Thermodynamic nonideality as a probe of allosteric mechanisms: preexistence of the isomerization equilibrium for rabbit muscle pyruvate kinase.

Abstract

Sedimentation velocity studies in the presence and absence of an inert space-filling solute, sucrose, have been used to establish preexistence of the isomerization equilibrium responsible for the allosteric behavior of rabbit muscle pyruvate kinase.
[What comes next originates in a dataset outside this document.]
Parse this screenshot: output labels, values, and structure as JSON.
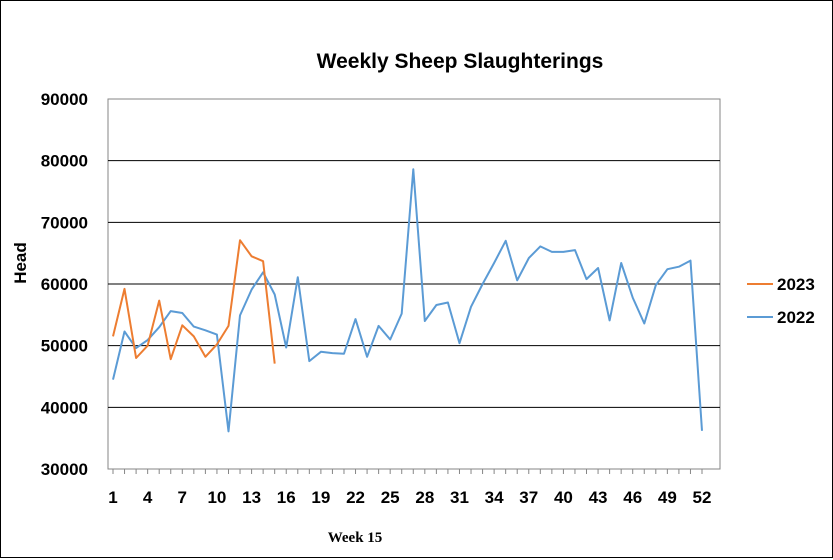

Whereas the inclusion of phenylalanine (5 mM) with enzyme gives rise to a decrease of 0.3 S in the sedimentation coefficient of pyruvate kinase, the corresponding effect of phosphoenolpyruvate is to increase the sedimentation coefficient by 0.03 S. Consideration of these findings to signify the existence of an isomeric equilibrium between compact and expanded forms of the enzyme is substantiated by the finding that inclusion of sucrose (0.1 M) also brings about the change in sedimentation coefficient effected by phosphoenolpyruvate. By demonstrating that rabbit muscle pyruvate kinase undergoes isomerization in the absence of substrate, this study removes any necessity to consider the existence of an isomerization equilibrium that is substrate-induced; and thereby provides experimental support for adoption of the Monod model of allostery to interpret enzyme kinetic data for pyruvate kinase [R. W. Oberfelder, B. G. Barisas, and J. C. Lee (1984) Biochemistry 23, 3822-3826].